Elektrische voertuigen
De elektrificatie van het Nederlandse wagenpark gaat snel, zeker in vergelijking met andere Europese landen. De overheid verwacht dat het aantal elektrische auto’s in 2030 zal zijn gegroeid tot 1,9 miljoen. Dat betekent dat het aantal laadpalen in hetzelfde tempo mee zal moeten groeien. Dat heeft echt nog aandacht nodig, anders zijn daar problemen te verwachten. Opvallend is dat de elektrische auto’s de laatste jaren meer energie zijn gaan gebruiken. Grotere modellen (met name breder) zijn populair en ook de verplichte veiligheidssystemen vragen meer stroom. Er dreigt nog een probleem, elektrische auto’s drukken een zwaar stempel op het wereldwijde probleem van klimaatverandering. Neem lithium, dat is voldoende aanwezig, maar om één elektrische auto te bouwen is gemiddeld 120 ton lithiumerts nodig dat gedolven, verwerkt en vervoerd moet worden. Nog problematischer is het met andere aardmetalen gesteld, die nodig zijn voor de bouw van een elektrisch voertuig. Die zijn veelal schaars en worden steeds schaarser. En de elektrische fiets dan? Die vervangt met name de gewone fiets, niet de auto.
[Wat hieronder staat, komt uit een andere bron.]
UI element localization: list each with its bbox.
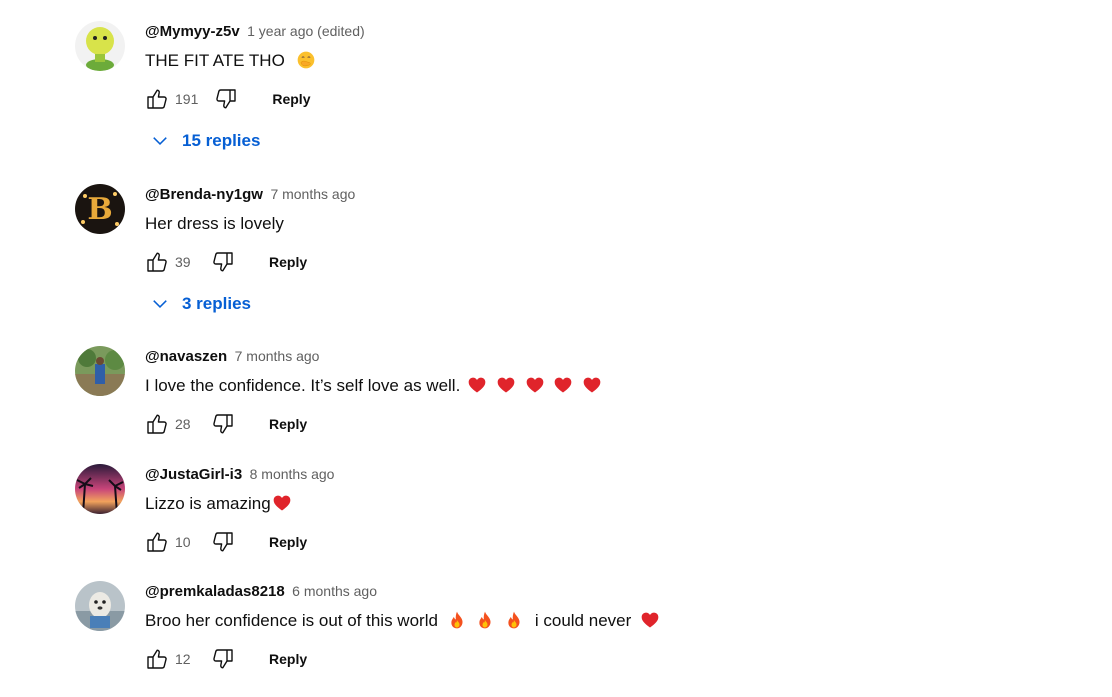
chevron-down-icon — [150, 131, 170, 151]
avatar[interactable] — [75, 581, 125, 631]
comment-body: @JustaGirl-i3 8 months ago Lizzo is amaz… — [145, 464, 1065, 556]
chevron-down-icon — [150, 294, 170, 314]
comment-actions: 191 Reply — [145, 85, 1065, 113]
comment-author[interactable]: @navaszen — [145, 348, 227, 365]
replies-count-label: 15 replies — [182, 131, 261, 150]
fire-icon — [475, 610, 495, 630]
view-replies-button[interactable]: 15 replies — [150, 127, 260, 155]
thumb-up-icon[interactable] — [145, 250, 169, 274]
red-heart-icon — [582, 375, 602, 395]
red-heart-icon — [525, 375, 545, 395]
thumb-down-icon[interactable] — [211, 647, 235, 671]
comment-text-content: i could never — [534, 611, 632, 630]
comment-header: @JustaGirl-i3 8 months ago — [145, 464, 1065, 484]
reply-button[interactable]: Reply — [269, 416, 307, 432]
comment-timestamp[interactable]: 7 months ago — [235, 348, 320, 364]
thumb-down-icon[interactable] — [214, 87, 238, 111]
comment-author[interactable]: @Mymyy-z5v — [145, 23, 240, 40]
comment-header: @Mymyy-z5v 1 year ago (edited) — [145, 21, 1065, 41]
reply-button[interactable]: Reply — [269, 534, 307, 550]
comment-actions: 12 Reply — [145, 645, 1065, 673]
face-with-hand-over-mouth-icon — [296, 50, 316, 70]
replies-count-label: 3 replies — [182, 294, 251, 313]
comment-text-content: THE FIT ATE THO — [145, 51, 285, 70]
reply-button[interactable]: Reply — [272, 91, 310, 107]
red-heart-icon — [553, 375, 573, 395]
red-heart-icon — [467, 375, 487, 395]
thumb-up-icon[interactable] — [145, 530, 169, 554]
comment-actions: 28 Reply — [145, 410, 1065, 438]
thumb-down-icon[interactable] — [211, 530, 235, 554]
comment-body: @Mymyy-z5v 1 year ago (edited) THE FIT A… — [145, 21, 1065, 113]
thumb-down-icon[interactable] — [211, 250, 235, 274]
thumb-up-icon[interactable] — [145, 412, 169, 436]
like-count: 191 — [175, 91, 199, 107]
comment-header: @navaszen 7 months ago — [145, 346, 1065, 366]
red-heart-icon — [272, 493, 292, 513]
comment-timestamp[interactable]: 7 months ago — [270, 186, 355, 202]
comment-body: @premkaladas8218 6 months ago Broo her c… — [145, 581, 1065, 673]
red-heart-icon — [640, 610, 660, 630]
thumb-down-icon[interactable] — [211, 412, 235, 436]
comment-text-content: Broo her confidence is out of this world — [145, 611, 438, 630]
fire-icon — [504, 610, 524, 630]
comment-text-content: Lizzo is amazing — [145, 494, 271, 513]
comment-actions: 10 Reply — [145, 528, 1065, 556]
avatar[interactable] — [75, 464, 125, 514]
avatar[interactable] — [75, 21, 125, 71]
comment-text-content: Her dress is lovely — [145, 214, 284, 233]
like-count: 12 — [175, 651, 191, 667]
comment-timestamp[interactable]: 8 months ago — [250, 466, 335, 482]
comment-text: I love the confidence. It’s self love as… — [145, 375, 1065, 397]
comment-text: Broo her confidence is out of this world… — [145, 610, 1065, 632]
red-heart-icon — [496, 375, 516, 395]
comment-text: Lizzo is amazing — [145, 493, 1065, 515]
reply-button[interactable]: Reply — [269, 254, 307, 270]
thumb-up-icon[interactable] — [145, 87, 169, 111]
comment-author[interactable]: @premkaladas8218 — [145, 583, 285, 600]
thumb-up-icon[interactable] — [145, 647, 169, 671]
like-count: 28 — [175, 416, 191, 432]
view-replies-button[interactable]: 3 replies — [150, 290, 251, 318]
comment-text: Her dress is lovely — [145, 213, 1065, 235]
svg-text:B: B — [87, 192, 112, 227]
like-count: 39 — [175, 254, 191, 270]
comment-timestamp[interactable]: 1 year ago (edited) — [247, 23, 365, 39]
comment-body: @Brenda-ny1gw 7 months ago Her dress is … — [145, 184, 1065, 276]
comment-author[interactable]: @Brenda-ny1gw — [145, 186, 263, 203]
fire-icon — [447, 610, 467, 630]
avatar[interactable]: B — [75, 184, 125, 234]
comment-text: THE FIT ATE THO — [145, 50, 1065, 72]
comment-actions: 39 Reply — [145, 248, 1065, 276]
like-count: 10 — [175, 534, 191, 550]
comment-body: @navaszen 7 months ago I love the confid… — [145, 346, 1065, 438]
comment-author[interactable]: @JustaGirl-i3 — [145, 466, 242, 483]
comment-timestamp[interactable]: 6 months ago — [292, 583, 377, 599]
comments-section: @Mymyy-z5v 1 year ago (edited) THE FIT A… — [0, 0, 1112, 697]
avatar[interactable] — [75, 346, 125, 396]
comment-text-content: I love the confidence. It’s self love as… — [145, 376, 461, 395]
comment-header: @Brenda-ny1gw 7 months ago — [145, 184, 1065, 204]
comment-header: @premkaladas8218 6 months ago — [145, 581, 1065, 601]
reply-button[interactable]: Reply — [269, 651, 307, 667]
Uit onderzoek van de TU Delft naar de redenen voor de aanschaf van een elektrische fiets blijkt dat ‘auto minder gebruiken’ op plaats vijf staat en ‘goed voor het milieu’ op elf. Elektrische fietsen zijn een blijvertje. Vorig jaar was volgens de RAI al 57% van de verkochte fietsen elektrisch. Van de ondervraagden die nog geen E-bike hadden was 40% van plan er op korte termijn een aan te schaffen.
Noodzaak
De meeste reizigers zien de noodzaak van de energietransitie, maar een belangrijk deel stelt vragen bij het tempo. Ook het aanbod is problematisch, de occassionmarkt voor kleinere elektrische auto’s blijft bijvoorbeeld sterk achter. Dat betekent dat de instapprijs van een elektrische auto rond de €40.000,- ligt en dat is voor veel Nederlanders niet haalbaar. Productieproblemen liggen vooral op het terrein van gebrek aan schaarse grondstoffen. Ook het bedrijfsleven moet alle zeilen bijzetten om aan de gestelde doelen te voldoen. Daar ligt de grootste pijn bij het overtuigen van hun medewerkers om loyaal mee te werken. Van de auto voor de deur naar een mix van modaliteiten vraagt om extra inspanningen. Die eigen leaseauto is een individuele bubbel, waarin zelfs een lange file goed is te overleven. Voor veelrijders is de vaak te geringe actieradius van elektrische auto’s een probleem. Als er op de route al snelladers beschikbaar zijn, kost laden nog altijd veel (onbetaalde) tijd en veel ZZP-ers die nu nog met een vrij nieuwe dieselbus rondrijden hebben de middelen niet om op korte termijn de overstap naar elektrisch te maken. Problemen genoeg dus, maar de trein rijdt, de tijdslijn is gemaakt en de overheid zal er alles aan doen om gestelde doelen te behalen. In ons eigen belang, want dat de energietransitie nodig is, is zo langzamerhand iedereen wel duidelijk.